Было бы несправедливо измерять успехи французских мастеров лишь степенью близости их к принципам итальянской архитектуры XV–XVI веков и считать французскую архитектуру XV века всего лишь незрелым Возрождением. Язык французских строителей того времени — это вполне самостоятельный язык. Как и в среднеевропейском портрете, во французском доме сильнее выражено частное, индивидуальное, чем в итальянских дворцах, сложившихся в определенные типы. В нем больше интимности, чем в дворцах Италии с их чрезмерно выделенным и подчеркнутым фасадом. Во французском доме с его богатством объемов, разнообразием масштабов и движением линий сказывается развитое чувство ансамбля. Прелесть французской архитектуры XV века ничуть не тускнеет в сравнении с зданиями Флоренции и Рима.
Дворец в Фонтенбло. С южной стороны. (По рисункуДюсерсо 1576 г.)
Церковная архитектура Франции в течение XVI века с некоторым опозданием следует за архитектурой гражданской. Французская гражданская архитектура пышно расцветает в начале XVI века. Лучшие создания того времени — это многочисленные замки Франции, сосредоточенные на берегах Луары.

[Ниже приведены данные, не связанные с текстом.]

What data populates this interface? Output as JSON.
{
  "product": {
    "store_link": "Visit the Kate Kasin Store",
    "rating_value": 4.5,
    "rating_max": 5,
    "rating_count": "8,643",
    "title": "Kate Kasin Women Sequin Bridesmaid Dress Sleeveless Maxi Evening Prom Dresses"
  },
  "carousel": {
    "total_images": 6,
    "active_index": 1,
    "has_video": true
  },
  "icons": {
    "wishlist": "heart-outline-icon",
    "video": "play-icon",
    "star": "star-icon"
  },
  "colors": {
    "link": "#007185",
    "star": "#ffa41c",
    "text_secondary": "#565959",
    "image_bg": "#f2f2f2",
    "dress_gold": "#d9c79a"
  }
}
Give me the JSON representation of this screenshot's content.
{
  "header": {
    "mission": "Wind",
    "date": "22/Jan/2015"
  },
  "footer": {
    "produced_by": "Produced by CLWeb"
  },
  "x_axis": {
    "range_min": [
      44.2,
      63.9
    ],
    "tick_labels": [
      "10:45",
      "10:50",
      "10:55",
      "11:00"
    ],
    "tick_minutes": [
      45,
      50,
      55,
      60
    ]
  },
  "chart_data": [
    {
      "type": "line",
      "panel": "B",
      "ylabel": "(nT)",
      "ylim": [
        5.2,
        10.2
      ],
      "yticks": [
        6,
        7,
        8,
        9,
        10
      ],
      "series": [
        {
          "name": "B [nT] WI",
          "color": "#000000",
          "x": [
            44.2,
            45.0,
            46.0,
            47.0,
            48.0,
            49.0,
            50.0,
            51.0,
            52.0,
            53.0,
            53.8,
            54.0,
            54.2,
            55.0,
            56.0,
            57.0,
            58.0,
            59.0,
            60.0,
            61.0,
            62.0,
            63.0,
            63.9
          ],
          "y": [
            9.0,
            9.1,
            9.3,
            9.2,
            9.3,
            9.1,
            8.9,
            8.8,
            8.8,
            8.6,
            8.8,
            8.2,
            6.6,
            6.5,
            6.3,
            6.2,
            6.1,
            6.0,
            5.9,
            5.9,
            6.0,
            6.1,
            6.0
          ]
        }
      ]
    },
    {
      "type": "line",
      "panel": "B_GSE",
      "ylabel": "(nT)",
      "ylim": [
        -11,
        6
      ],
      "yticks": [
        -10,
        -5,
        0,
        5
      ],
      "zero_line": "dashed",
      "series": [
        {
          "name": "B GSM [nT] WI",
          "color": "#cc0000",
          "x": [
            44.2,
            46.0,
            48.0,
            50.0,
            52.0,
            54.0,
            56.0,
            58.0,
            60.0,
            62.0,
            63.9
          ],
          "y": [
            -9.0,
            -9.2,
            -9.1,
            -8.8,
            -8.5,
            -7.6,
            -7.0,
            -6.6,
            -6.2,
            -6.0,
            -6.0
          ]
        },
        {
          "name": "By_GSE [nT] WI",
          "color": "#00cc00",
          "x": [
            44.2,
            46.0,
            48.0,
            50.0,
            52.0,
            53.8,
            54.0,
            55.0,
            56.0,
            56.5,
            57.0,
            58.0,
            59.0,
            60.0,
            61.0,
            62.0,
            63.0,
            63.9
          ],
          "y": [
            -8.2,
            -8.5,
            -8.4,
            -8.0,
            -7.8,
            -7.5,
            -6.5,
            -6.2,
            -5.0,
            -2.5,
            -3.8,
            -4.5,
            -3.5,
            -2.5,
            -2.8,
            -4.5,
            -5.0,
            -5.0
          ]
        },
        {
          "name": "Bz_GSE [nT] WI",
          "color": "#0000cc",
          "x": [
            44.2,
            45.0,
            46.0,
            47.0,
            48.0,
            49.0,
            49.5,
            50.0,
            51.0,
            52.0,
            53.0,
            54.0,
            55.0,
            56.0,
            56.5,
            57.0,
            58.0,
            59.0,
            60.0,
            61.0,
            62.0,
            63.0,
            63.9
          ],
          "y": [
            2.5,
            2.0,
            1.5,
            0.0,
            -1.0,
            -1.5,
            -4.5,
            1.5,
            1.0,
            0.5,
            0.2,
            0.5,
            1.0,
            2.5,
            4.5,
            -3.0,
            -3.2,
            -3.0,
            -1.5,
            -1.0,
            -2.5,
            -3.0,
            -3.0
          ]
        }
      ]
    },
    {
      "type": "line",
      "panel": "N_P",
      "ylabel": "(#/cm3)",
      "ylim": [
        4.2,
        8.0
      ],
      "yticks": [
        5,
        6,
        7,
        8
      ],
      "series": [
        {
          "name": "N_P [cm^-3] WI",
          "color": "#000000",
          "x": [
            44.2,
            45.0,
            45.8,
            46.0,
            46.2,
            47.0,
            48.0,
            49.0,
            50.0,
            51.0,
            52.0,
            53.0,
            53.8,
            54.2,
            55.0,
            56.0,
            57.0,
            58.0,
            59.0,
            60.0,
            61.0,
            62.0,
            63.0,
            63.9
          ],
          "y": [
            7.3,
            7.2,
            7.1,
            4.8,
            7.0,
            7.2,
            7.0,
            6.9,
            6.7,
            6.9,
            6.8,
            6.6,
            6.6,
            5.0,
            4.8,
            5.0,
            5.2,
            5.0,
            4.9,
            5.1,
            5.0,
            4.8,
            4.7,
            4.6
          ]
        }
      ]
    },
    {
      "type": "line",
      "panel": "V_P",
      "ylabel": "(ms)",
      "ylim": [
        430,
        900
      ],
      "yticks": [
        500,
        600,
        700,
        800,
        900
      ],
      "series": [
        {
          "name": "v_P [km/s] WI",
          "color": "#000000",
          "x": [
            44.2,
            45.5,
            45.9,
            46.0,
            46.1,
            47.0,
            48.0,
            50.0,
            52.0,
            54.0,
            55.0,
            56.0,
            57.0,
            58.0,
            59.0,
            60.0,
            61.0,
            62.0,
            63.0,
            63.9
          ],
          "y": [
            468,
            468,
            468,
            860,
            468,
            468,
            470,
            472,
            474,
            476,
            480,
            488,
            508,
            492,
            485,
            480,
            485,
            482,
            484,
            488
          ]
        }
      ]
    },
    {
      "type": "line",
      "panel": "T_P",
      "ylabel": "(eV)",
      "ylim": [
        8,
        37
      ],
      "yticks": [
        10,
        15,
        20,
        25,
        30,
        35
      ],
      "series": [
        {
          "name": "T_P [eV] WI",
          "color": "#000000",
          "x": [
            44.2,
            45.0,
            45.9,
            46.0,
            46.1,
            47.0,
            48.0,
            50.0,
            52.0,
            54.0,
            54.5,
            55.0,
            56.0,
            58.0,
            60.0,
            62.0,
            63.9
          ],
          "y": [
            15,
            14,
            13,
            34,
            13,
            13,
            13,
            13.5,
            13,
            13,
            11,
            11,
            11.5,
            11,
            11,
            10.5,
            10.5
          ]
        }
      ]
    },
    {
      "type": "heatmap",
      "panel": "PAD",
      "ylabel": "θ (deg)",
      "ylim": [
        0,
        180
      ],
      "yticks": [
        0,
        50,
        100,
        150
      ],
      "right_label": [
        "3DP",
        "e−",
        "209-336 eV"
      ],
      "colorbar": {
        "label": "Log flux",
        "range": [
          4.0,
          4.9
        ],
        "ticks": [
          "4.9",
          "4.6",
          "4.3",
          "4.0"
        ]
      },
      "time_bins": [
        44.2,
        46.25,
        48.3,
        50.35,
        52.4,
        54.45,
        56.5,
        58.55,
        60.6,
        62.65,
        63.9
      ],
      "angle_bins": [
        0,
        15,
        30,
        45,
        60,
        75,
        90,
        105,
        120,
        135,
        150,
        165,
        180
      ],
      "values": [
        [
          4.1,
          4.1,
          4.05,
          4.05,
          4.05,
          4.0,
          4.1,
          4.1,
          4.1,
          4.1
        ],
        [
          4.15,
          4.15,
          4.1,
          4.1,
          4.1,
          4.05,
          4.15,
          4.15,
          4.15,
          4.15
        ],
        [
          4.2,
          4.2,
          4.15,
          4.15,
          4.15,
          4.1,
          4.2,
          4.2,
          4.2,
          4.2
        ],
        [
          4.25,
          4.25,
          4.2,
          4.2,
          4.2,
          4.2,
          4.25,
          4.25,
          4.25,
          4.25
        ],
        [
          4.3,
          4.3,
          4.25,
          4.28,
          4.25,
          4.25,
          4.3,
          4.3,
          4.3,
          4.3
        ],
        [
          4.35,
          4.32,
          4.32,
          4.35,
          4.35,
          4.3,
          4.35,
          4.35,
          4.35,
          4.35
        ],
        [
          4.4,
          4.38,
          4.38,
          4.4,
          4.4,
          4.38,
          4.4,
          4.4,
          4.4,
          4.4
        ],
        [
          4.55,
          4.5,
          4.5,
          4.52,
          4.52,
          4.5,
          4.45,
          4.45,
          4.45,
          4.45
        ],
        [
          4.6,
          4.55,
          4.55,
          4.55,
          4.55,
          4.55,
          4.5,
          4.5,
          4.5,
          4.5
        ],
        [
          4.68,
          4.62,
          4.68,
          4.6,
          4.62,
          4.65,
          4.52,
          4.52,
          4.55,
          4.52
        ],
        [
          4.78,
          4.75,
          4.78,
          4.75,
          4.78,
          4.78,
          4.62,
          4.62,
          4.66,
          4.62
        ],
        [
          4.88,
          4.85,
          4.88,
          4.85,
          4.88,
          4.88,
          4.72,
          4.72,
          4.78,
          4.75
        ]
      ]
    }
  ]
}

Королевский замок в Амбуазе, который перестраивался в конце XV века, но в настоящее время сильно переделан, еще напоминает средневековую крепость. Его план неправильной формы, он обнесен высокой стеной, по углам его высятся башни; в центре находится готическая капелла и расположен небольшой отделенный зданиями от всей крепости сад. Только в обработке башен и внутри замка заметны итальянские архитектурные мотивы.
В замке в Блуа его северный корпус (1515–1519) с фасадами, богато украшенными пилястрами, открытыми лоджиями и лестницами (103), почти не связан с более ранним готическим по своим формам корпусом. Оба они стоят наискось друг к другу, двор между ними образует неправильный прямоугольник, все здание не составляет художественного единства.